Les témoignages sur le parcours des anciens élèves de l'école ne manquent pas, notamment à travers les autobiographies et biographies des personnalités qui en sont issues, mais aussi à grâce aux enquêtes et entretiens menés dans le cadre de travaux de recherche de grande ampleur, tels ceux de l'historien Jean-Hervé Jézéquel, qui soutient en 2002 une thèse intitulée Les « mangeurs de craies » : socio-histoire d'une catégorie lettrée à l'époque coloniale : les instituteurs diplômés de l'école normale William-Ponty (c.1900-c.1960) ou ceux du sociologue Boubacar Ly publiant en 2009 une somme en six volumes, L'école et les instituteurs. Les instituteurs au Sénégal de 1903 à 1945, dont le troisième est particulièrement axé sur la formation.

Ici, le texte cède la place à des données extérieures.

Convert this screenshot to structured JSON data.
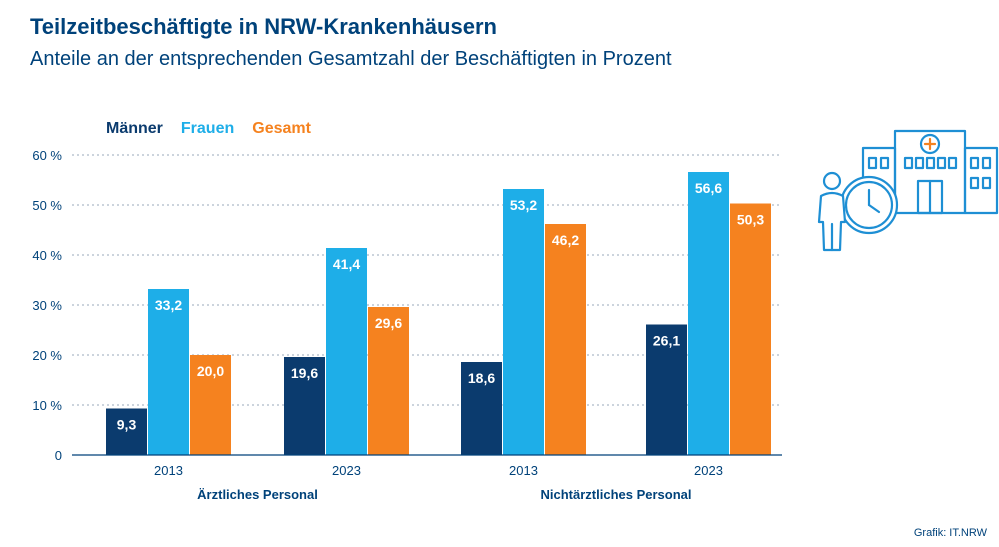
{
  "header": {
    "title": "Teilzeitbeschäftigte in NRW-Krankenhäusern",
    "subtitle": "Anteile an der entsprechenden Gesamtzahl der Beschäftigten in Prozent"
  },
  "credit": "Grafik: IT.NRW",
  "icon": "hospital-clock-person-icon",
  "chart_data": {
    "type": "bar",
    "title": "Teilzeitbeschäftigte in NRW-Krankenhäusern",
    "subtitle": "Anteile an der entsprechenden Gesamtzahl der Beschäftigten in Prozent",
    "xlabel": "",
    "ylabel": "",
    "ylim": [
      0,
      60
    ],
    "yticks": [
      0,
      10,
      20,
      30,
      40,
      50,
      60
    ],
    "ytick_labels": [
      "0",
      "10 %",
      "20 %",
      "30 %",
      "40 %",
      "50 %",
      "60 %"
    ],
    "grid": true,
    "legend_position": "top-left",
    "categories": [
      "2013",
      "2023",
      "2013",
      "2023"
    ],
    "groups": [
      {
        "label": "Ärztliches Personal",
        "categories": [
          "2013",
          "2023"
        ]
      },
      {
        "label": "Nichtärztliches Personal",
        "categories": [
          "2013",
          "2023"
        ]
      }
    ],
    "series": [
      {
        "name": "Männer",
        "color": "#0b3b6e",
        "values": [
          9.3,
          19.6,
          18.6,
          26.1
        ],
        "labels": [
          "9,3",
          "19,6",
          "18,6",
          "26,1"
        ]
      },
      {
        "name": "Frauen",
        "color": "#1eaee8",
        "values": [
          33.2,
          41.4,
          53.2,
          56.6
        ],
        "labels": [
          "33,2",
          "41,4",
          "53,2",
          "56,6"
        ]
      },
      {
        "name": "Gesamt",
        "color": "#f5821f",
        "values": [
          20.0,
          29.6,
          46.2,
          50.3
        ],
        "labels": [
          "20,0",
          "29,6",
          "46,2",
          "50,3"
        ]
      }
    ]
  }
}
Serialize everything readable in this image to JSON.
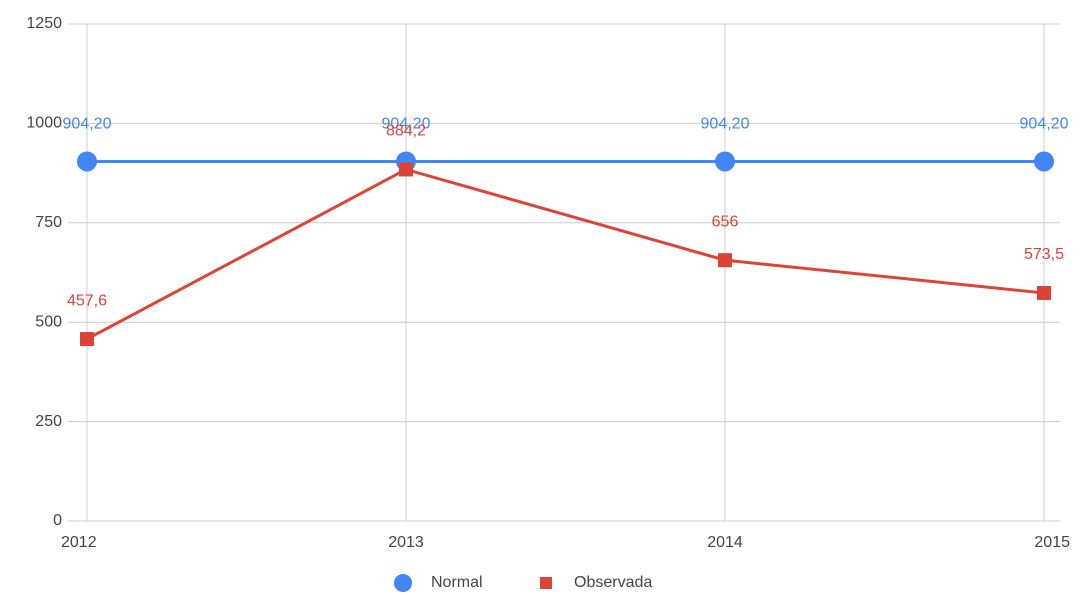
{
  "chart_data": {
    "type": "line",
    "categories": [
      "2012",
      "2013",
      "2014",
      "2015"
    ],
    "ylim": [
      0,
      1250
    ],
    "yticks": [
      0,
      250,
      500,
      750,
      1000,
      1250
    ],
    "grid": true,
    "legend": "bottom",
    "series": [
      {
        "name": "Normal",
        "color": "#4285f4",
        "marker": "circle",
        "values": [
          904.2,
          904.2,
          904.2,
          904.2
        ],
        "value_labels": [
          "904,20",
          "904,20",
          "904,20",
          "904,20"
        ]
      },
      {
        "name": "Observada",
        "color": "#db4437",
        "marker": "square",
        "values": [
          457.6,
          884.2,
          656,
          573.5
        ],
        "value_labels": [
          "457,6",
          "884,2",
          "656",
          "573,5"
        ]
      }
    ]
  }
}
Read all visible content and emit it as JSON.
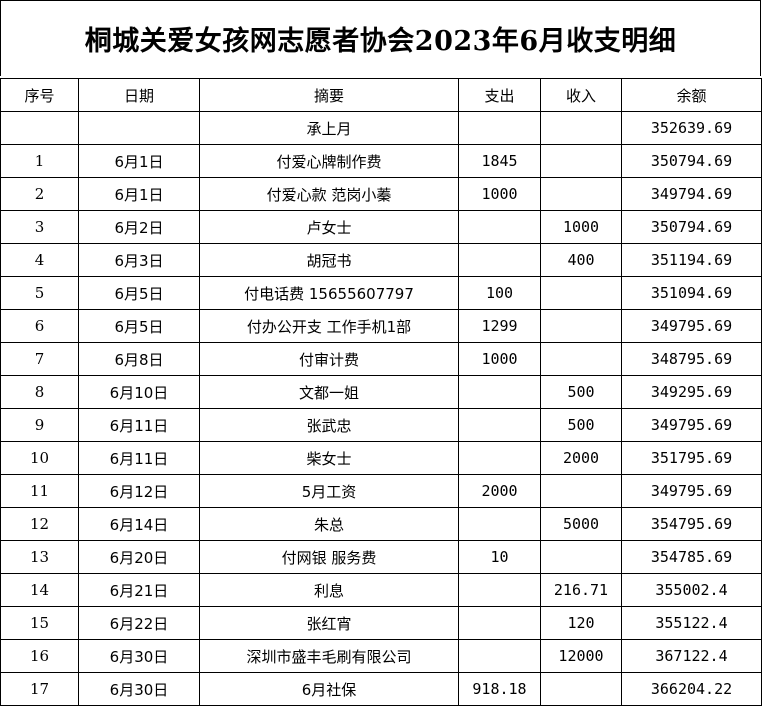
{
  "title": "桐城关爱女孩网志愿者协会2023年6月收支明细",
  "headers": [
    "序号",
    "日期",
    "摘要",
    "支出",
    "收入",
    "余额"
  ],
  "rows": [
    {
      "no": "",
      "date": "",
      "summary": "承上月",
      "expense": "",
      "income": "",
      "balance": "352639.69"
    },
    {
      "no": "1",
      "date": "6月1日",
      "summary": "付爱心牌制作费",
      "expense": "1845",
      "income": "",
      "balance": "350794.69"
    },
    {
      "no": "2",
      "date": "6月1日",
      "summary": "付爱心款 范岗小蓁",
      "expense": "1000",
      "income": "",
      "balance": "349794.69"
    },
    {
      "no": "3",
      "date": "6月2日",
      "summary": "卢女士",
      "expense": "",
      "income": "1000",
      "balance": "350794.69"
    },
    {
      "no": "4",
      "date": "6月3日",
      "summary": "胡冠书",
      "expense": "",
      "income": "400",
      "balance": "351194.69"
    },
    {
      "no": "5",
      "date": "6月5日",
      "summary": "付电话费 15655607797",
      "expense": "100",
      "income": "",
      "balance": "351094.69"
    },
    {
      "no": "6",
      "date": "6月5日",
      "summary": "付办公开支 工作手机1部",
      "expense": "1299",
      "income": "",
      "balance": "349795.69"
    },
    {
      "no": "7",
      "date": "6月8日",
      "summary": "付审计费",
      "expense": "1000",
      "income": "",
      "balance": "348795.69"
    },
    {
      "no": "8",
      "date": "6月10日",
      "summary": "文都一姐",
      "expense": "",
      "income": "500",
      "balance": "349295.69"
    },
    {
      "no": "9",
      "date": "6月11日",
      "summary": "张武忠",
      "expense": "",
      "income": "500",
      "balance": "349795.69"
    },
    {
      "no": "10",
      "date": "6月11日",
      "summary": "柴女士",
      "expense": "",
      "income": "2000",
      "balance": "351795.69"
    },
    {
      "no": "11",
      "date": "6月12日",
      "summary": "5月工资",
      "expense": "2000",
      "income": "",
      "balance": "349795.69"
    },
    {
      "no": "12",
      "date": "6月14日",
      "summary": "朱总",
      "expense": "",
      "income": "5000",
      "balance": "354795.69"
    },
    {
      "no": "13",
      "date": "6月20日",
      "summary": "付网银 服务费",
      "expense": "10",
      "income": "",
      "balance": "354785.69"
    },
    {
      "no": "14",
      "date": "6月21日",
      "summary": "利息",
      "expense": "",
      "income": "216.71",
      "balance": "355002.4"
    },
    {
      "no": "15",
      "date": "6月22日",
      "summary": "张红宵",
      "expense": "",
      "income": "120",
      "balance": "355122.4"
    },
    {
      "no": "16",
      "date": "6月30日",
      "summary": "深圳市盛丰毛刷有限公司",
      "expense": "",
      "income": "12000",
      "balance": "367122.4"
    },
    {
      "no": "17",
      "date": "6月30日",
      "summary": "6月社保",
      "expense": "918.18",
      "income": "",
      "balance": "366204.22"
    }
  ]
}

La fierté des lauréats et leur sentiment d'appartenance à un corps d'élite, renforcé par le port de l'uniforme et des écussons, le partage de loisirs communs à travers le sport, la musique, le théâtre ou le scoutisme, ne font aucun de doute. Avec le recul, la longue liste des écrivains de renom (Abdoulaye Sadji, Ousmane Socé Diop) ou des hommes politiques de premier plan qui y effectuèrent leur scolarité, accroît encore la satisfaction d'avoir été formé dans cette « pépinière » d'exception – une formule qui a fait flores.
Pourtant les déceptions n'ont pas manqué. Coupé de ses pairs, l'instituteur fraîchement émoulu de l'école commençait souvent sa carrière dans un village de brousse où il ne bénéficiait pas de la considération qu'il escomptait au terme de trois années de formation. Son diplôme de fin d'études n'est pas reconnu en métropole. Lorsqu'il ne devient pas instituteur et qu'il n'a pas eu la possibilité, comme une infime minorité, de poursuivre ses études en France, il reste cantonné dans un emploi de cadre moyen.
Certaines voix, comme celle du critique béninois Guy Ossito Midiohouan, vont beaucoup plus loin pour dénoncer le rôle joué par l'école.
Confrontés à ces insatisfactions, les instituteurs développent des stratégies de repositionnement assez variées. Certains restent très attachés à leur idéal de lettré, beaucoup prennent des distances, d'autres reconvertissent dans les affaires ou entrent en politique. L'apparition d'un nouvel espace public entre les deux guerres leur fournit un terrain de mobilisation sociale au sein d'un « réseau des instruits », d'un communauté de « lectures partagées ». Particulièrement actifs au lendemain de la Seconde Guerre mondiale, ils ne constituent cependant pas un groupe d'intérêt politique homogène au moment d'aborder les luttes pour les indépendances.